Qwen3.5-0.8B (1 GPU, N = 544 → 2N-1 = 1087): identical to the above, with --chunk-size 544 and --max-num-batched-tokens 1087.

--mamba-cache-mode align is required (GDN does not support the all mode). --max-num-batched-tokens must be in [N, 2N) (at least the unified block size and below twice it) — LMCache raises at engine startup otherwise. align snapshots the Mamba state at scheduler-step ends on a block boundary, and the scheduler splits prefills into whole N-token blocks. Prefer the maximum, ``2N-1``: a single request still advances exactly one block per step (2N-1 < 2N), so the per-block snapshot LMCache stores is preserved, and the spare N-1 budget lets decodes co-schedule with a prefill block. Setting it to exactly N makes the per-step budget equal to one block, so once any request is decoding (consuming ≥1 token of the budget) no new request can start prefill — execution serializes to one request at a time. (Benchmarked on Qwen3.6-27B: at N a cold / low-hit run ran ~7× slower with GPU batch stuck at 1; 2N-1 restored full batching. With a warm LMCache cache (~97 % hit) the gap is small since little prefill remains, but 2N-1 is the safe default.) If vLLM reports “max_num_seqs exceeds available Mamba cache blocks” at 2N-1, lower --max-num-seqs to ≤ that count (each decode sequence needs one Mamba block) or raise --gpu-memory-utilization.

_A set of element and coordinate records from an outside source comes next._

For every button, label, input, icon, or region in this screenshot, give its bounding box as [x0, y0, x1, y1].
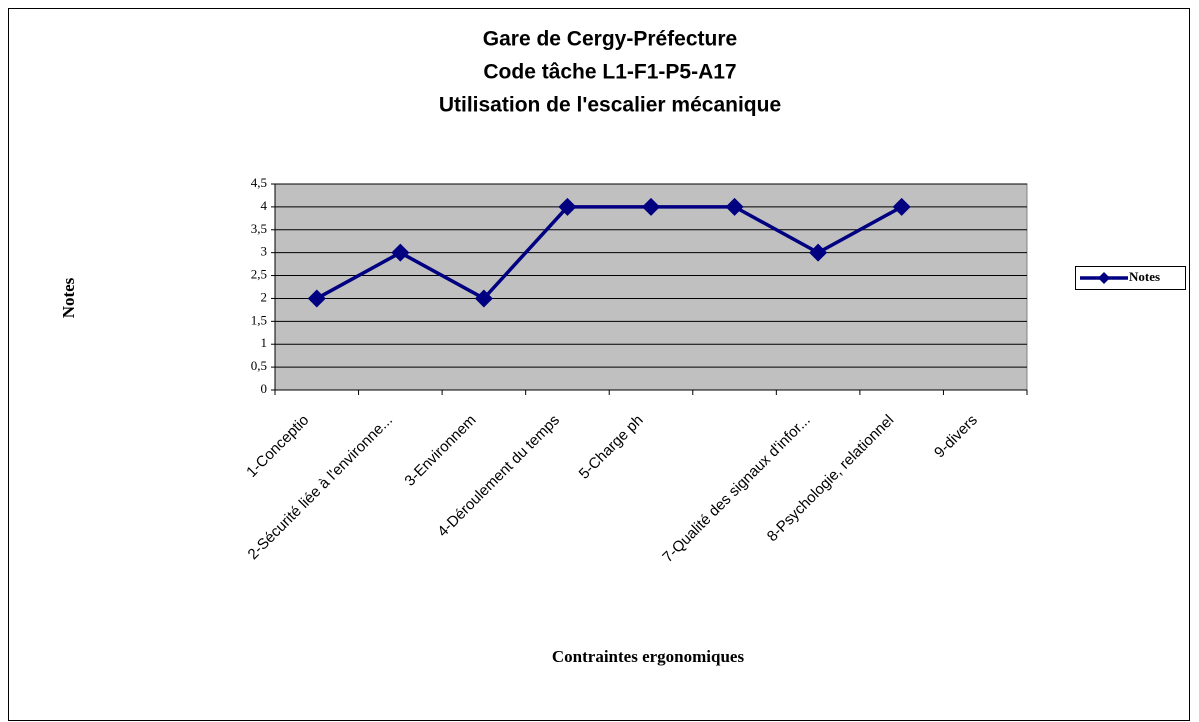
chart-title: Code tâche L1-F1-P5-A17 — [483, 61, 736, 84]
y-tick-label: 4 — [261, 198, 268, 213]
x-axis-label: Contraintes ergonomiques — [552, 647, 745, 666]
y-tick-label: 1,5 — [251, 312, 267, 327]
data-point — [558, 197, 577, 216]
y-tick-label: 3 — [261, 244, 268, 259]
y-tick-label: 0,5 — [251, 358, 267, 373]
y-tick-label: 2,5 — [251, 267, 267, 282]
y-axis-label: Notes — [59, 277, 78, 318]
series-line — [315, 205, 903, 301]
y-tick-label: 4,5 — [251, 175, 267, 190]
data-point — [474, 289, 493, 308]
y-tick-label: 0 — [261, 381, 268, 396]
y-tick-label: 3,5 — [251, 221, 267, 236]
data-point — [725, 197, 744, 216]
plot-area — [274, 183, 1028, 391]
legend-marker — [1098, 272, 1110, 284]
chart-title: Utilisation de l'escalier mécanique — [439, 94, 781, 117]
y-tick-label: 1 — [261, 335, 268, 350]
chart-title: Gare de Cergy-Préfecture — [483, 28, 737, 51]
data-point — [892, 197, 911, 216]
data-point — [391, 243, 410, 262]
legend-label: Notes — [1129, 269, 1160, 284]
data-point — [307, 289, 326, 308]
y-tick-label: 2 — [261, 289, 268, 304]
data-point — [642, 197, 660, 216]
data-point — [809, 243, 828, 262]
legend-box — [1075, 266, 1186, 290]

For the generic LMCache + vLLM wiring (ports, remote hosts), see Quickstart.

SGLang

Status: Not validated with LMCache.

TRT-LLM

Status: Supported. See Quickstart for TRT-LLM + LMCache setup.

CacheBlend support#

Not supported: the hybrid groups’ cached pages are byte-opaque (see Caveats).

Compression support#

Method	Status	Notes
CacheGen	Not supported	Hybrid groups’ cached pages are byte-opaque.

Caveats#

Generation is not bit-exact between a cached and a fresh run: GDN backends do not support vLLM’s batch-invariant mode. Expect score-level equivalence, not token-level (the CI gate is the hma_lm_eval_qwen3_5 gsm8k store-vs-retrieve comparison).
Cached pages for the Mamba and full-attention groups are byte-opaque views, so content-aware processing does not apply, and cache entries must not be shared across engines with different attention backends or kernel block sizes.
vLLM’s Mamba prefix caching in align mode is experimental.
Qwen/Qwen3.6-27B is a vision-language model (it loads a vision tower); the LMCache validation covers text generation (the hma_lm_eval_qwen3_5 gsm8k store-vs-retrieve gate). Caching of image/video KV is not validated.